In 1984, the Chrysanthou family bought the property from the church. They farmed the land and ran the former monastery as a simple 18-room hotel. When the next generation - Eva and her two brothers, Chrysis and Despo - inherited the place at the turn of the century, they came up with a wonderfully peaceful hideaway that raised the Cypriot boutique hotel bar when it opened in 2009.
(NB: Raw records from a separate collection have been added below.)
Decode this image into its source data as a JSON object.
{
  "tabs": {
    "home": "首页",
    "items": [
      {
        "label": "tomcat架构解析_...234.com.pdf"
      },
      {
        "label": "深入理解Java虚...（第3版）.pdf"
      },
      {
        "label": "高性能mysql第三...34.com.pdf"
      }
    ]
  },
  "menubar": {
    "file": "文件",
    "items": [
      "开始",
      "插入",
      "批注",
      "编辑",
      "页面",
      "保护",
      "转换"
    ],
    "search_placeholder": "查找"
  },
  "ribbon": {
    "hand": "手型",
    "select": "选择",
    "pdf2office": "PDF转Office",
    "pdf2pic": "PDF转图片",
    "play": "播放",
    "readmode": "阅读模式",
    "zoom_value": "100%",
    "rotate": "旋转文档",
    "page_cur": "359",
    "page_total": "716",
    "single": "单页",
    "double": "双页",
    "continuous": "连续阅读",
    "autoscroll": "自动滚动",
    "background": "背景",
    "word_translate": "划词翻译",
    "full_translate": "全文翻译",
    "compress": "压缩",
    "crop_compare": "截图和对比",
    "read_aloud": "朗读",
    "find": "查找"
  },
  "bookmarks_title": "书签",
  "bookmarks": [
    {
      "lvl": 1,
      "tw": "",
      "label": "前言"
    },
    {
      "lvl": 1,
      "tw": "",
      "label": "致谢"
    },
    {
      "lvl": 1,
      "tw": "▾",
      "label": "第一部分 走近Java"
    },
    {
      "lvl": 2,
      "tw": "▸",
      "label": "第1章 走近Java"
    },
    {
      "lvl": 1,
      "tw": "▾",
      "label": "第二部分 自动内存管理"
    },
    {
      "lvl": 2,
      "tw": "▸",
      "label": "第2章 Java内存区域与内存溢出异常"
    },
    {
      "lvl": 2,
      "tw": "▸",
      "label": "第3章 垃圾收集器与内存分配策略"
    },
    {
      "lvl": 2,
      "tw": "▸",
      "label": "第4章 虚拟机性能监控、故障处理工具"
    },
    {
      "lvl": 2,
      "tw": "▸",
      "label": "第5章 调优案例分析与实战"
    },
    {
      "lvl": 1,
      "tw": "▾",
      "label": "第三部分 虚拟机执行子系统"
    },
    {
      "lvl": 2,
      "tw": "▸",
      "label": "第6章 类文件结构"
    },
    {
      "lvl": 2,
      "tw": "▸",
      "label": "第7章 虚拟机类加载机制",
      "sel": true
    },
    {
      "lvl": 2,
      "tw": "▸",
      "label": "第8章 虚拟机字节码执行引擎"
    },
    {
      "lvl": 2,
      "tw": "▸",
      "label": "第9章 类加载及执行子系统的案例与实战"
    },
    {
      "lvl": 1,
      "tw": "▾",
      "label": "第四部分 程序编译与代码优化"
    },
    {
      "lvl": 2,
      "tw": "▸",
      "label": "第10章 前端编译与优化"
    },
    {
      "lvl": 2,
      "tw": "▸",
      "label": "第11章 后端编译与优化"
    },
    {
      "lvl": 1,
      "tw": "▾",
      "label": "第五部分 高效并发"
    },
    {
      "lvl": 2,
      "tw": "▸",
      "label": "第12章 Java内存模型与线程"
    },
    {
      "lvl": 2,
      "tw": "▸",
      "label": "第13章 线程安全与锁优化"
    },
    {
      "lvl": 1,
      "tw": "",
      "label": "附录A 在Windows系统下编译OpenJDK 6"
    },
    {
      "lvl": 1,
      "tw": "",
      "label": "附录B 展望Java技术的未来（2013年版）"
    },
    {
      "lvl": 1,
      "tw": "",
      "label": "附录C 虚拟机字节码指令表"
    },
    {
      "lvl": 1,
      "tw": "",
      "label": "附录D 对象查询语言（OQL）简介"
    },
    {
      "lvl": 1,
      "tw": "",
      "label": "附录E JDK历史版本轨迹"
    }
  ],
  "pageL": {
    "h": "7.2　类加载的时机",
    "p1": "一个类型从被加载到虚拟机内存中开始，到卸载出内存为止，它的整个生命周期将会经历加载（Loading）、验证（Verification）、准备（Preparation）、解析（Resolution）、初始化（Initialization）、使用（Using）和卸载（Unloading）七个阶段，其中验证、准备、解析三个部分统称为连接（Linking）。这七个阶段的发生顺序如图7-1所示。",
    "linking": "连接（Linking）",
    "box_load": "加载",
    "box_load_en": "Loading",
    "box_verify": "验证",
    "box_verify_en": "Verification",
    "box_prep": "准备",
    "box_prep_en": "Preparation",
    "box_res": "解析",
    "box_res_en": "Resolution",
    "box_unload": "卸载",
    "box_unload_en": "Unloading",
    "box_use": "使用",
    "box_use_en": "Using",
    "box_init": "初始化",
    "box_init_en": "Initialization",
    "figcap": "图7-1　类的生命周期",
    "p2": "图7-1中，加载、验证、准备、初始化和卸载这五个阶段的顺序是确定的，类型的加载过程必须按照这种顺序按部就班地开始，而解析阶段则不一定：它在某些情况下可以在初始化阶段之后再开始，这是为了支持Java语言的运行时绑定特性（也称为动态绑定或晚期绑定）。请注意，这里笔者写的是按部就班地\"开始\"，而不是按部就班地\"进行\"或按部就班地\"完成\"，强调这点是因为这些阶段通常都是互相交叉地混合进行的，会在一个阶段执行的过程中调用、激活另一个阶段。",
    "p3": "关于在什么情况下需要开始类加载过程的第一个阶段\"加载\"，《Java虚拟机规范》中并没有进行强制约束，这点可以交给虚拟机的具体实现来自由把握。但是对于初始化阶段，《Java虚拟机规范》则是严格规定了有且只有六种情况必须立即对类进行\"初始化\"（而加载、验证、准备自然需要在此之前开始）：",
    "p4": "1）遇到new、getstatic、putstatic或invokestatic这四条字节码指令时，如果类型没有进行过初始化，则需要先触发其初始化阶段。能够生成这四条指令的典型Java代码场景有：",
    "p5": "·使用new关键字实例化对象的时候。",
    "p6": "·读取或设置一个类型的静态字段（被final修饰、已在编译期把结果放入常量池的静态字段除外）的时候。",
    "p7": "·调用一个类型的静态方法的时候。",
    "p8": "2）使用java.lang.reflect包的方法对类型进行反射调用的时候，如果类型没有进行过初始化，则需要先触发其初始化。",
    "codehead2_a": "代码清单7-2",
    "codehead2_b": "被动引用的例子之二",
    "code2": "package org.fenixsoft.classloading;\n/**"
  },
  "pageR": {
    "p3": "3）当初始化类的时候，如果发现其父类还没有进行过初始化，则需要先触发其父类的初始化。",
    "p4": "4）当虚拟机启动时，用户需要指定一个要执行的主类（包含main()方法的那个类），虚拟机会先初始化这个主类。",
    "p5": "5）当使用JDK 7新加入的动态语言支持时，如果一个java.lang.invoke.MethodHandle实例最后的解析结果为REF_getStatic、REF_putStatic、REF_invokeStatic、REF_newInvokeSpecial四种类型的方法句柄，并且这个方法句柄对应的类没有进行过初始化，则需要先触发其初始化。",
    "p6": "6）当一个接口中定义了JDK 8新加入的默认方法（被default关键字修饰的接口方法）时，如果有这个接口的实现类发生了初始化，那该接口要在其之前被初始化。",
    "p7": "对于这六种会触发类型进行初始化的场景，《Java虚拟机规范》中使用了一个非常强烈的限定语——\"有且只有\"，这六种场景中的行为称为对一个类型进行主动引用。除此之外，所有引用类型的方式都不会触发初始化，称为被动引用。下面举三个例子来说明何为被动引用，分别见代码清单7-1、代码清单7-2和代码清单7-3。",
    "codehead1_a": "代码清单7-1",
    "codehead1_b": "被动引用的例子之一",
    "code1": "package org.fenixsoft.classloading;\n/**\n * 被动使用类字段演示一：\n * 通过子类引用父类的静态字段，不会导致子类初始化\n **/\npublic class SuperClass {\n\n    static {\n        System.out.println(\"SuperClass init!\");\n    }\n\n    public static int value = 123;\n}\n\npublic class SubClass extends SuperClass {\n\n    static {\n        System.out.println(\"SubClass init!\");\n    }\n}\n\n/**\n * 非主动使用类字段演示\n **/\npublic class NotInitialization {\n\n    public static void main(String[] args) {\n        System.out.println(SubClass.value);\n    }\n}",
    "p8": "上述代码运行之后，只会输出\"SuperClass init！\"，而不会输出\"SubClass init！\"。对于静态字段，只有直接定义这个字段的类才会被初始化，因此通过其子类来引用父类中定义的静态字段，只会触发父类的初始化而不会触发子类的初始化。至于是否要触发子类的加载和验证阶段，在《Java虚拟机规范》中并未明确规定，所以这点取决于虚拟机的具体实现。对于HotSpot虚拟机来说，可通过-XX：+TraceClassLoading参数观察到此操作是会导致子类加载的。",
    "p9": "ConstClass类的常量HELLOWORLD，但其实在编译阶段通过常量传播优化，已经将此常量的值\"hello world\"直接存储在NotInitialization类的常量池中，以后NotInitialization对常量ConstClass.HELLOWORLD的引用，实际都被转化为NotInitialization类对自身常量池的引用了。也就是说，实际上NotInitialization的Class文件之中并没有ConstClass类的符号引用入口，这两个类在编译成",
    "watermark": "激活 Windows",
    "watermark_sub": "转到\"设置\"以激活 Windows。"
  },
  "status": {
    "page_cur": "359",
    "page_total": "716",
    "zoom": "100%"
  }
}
It stands in a lost valley with no other buildings in sight. The grounds are a showcase for indigenous trees and plants, with vegetables, herbs and citrus fruits growing in abundance. The focus is a swimming pool overlooked by everything you need to make you happy: waterfalls, historic buildings, new cottages, a terrace bar, ranked sun beds and the sulphur spa.

The bedrooms

Ayii Anargyri reborn has 56 rooms, ranging from a garden bungalow that sleeps four to a prestige suite with private hot tub and a balcony overlooking the river. Mine was a monk's cell, one of the 18 originals, with a high ceiling, stone walls and a parquet floor. The tones are contemporary brown and beige, lightly touched with turquoise. The king-size bed with its crisp white linen would be hard to leave, were it not for the healing waters in the contemporary bathroom. Turn the white tap for the sulphur flow or the silver one if you prefer your shower unscented.

The food and drink

Thanks to Cyprus's colonial past, porridge and a full English head the breakfast wish list that also includes pancakes and waffles. From a health perspective, best offset these pleasures with copious figs, melon and other fruits. A meze lunch on the terrace is an unstoppable force of Greek delicacies: the olives and grapes for oil and wine are on site, the lamb on the hoof can be spotted on the hillside. The Old Bar - the lovingly restored 300-year-old altar in what used to be the monks' refectory - is the focus for the cocktail hour. Dinner is served either in the Amaroula restaurant or the Cava, a wine cellar with racks displaying vintages from around the world. The extraordinary table is made of teak train sleepers, imported from Indonesia and polished to a rich sheen. Thanks to an ingenious swivel mechanism, it seats 50 or divides into segments for groups of six. The chef's specialities include wild boar, venison, pheasant and guinea fowl. Don't expect to go to bed hungry, or necessarily sober if you indulge in the house digestif made from walnuts - home grown, of course.

The extras

The Spring of Life spa takes up the whole lower-ground floor, a complex of pools with diverse jets and lounges with assorted benefits. Take your pick from the substantial treatment menu. Alternatively, head for the hills to explore the vineyards and drop into village bars for a taste of Cypriot rural life. The Roman mosaics in the centre of Paphos are outstanding and the Elea, designed by Sir Nick Faldo and recently opened, is a welcome addition to Cyprus's growing golf portfolio.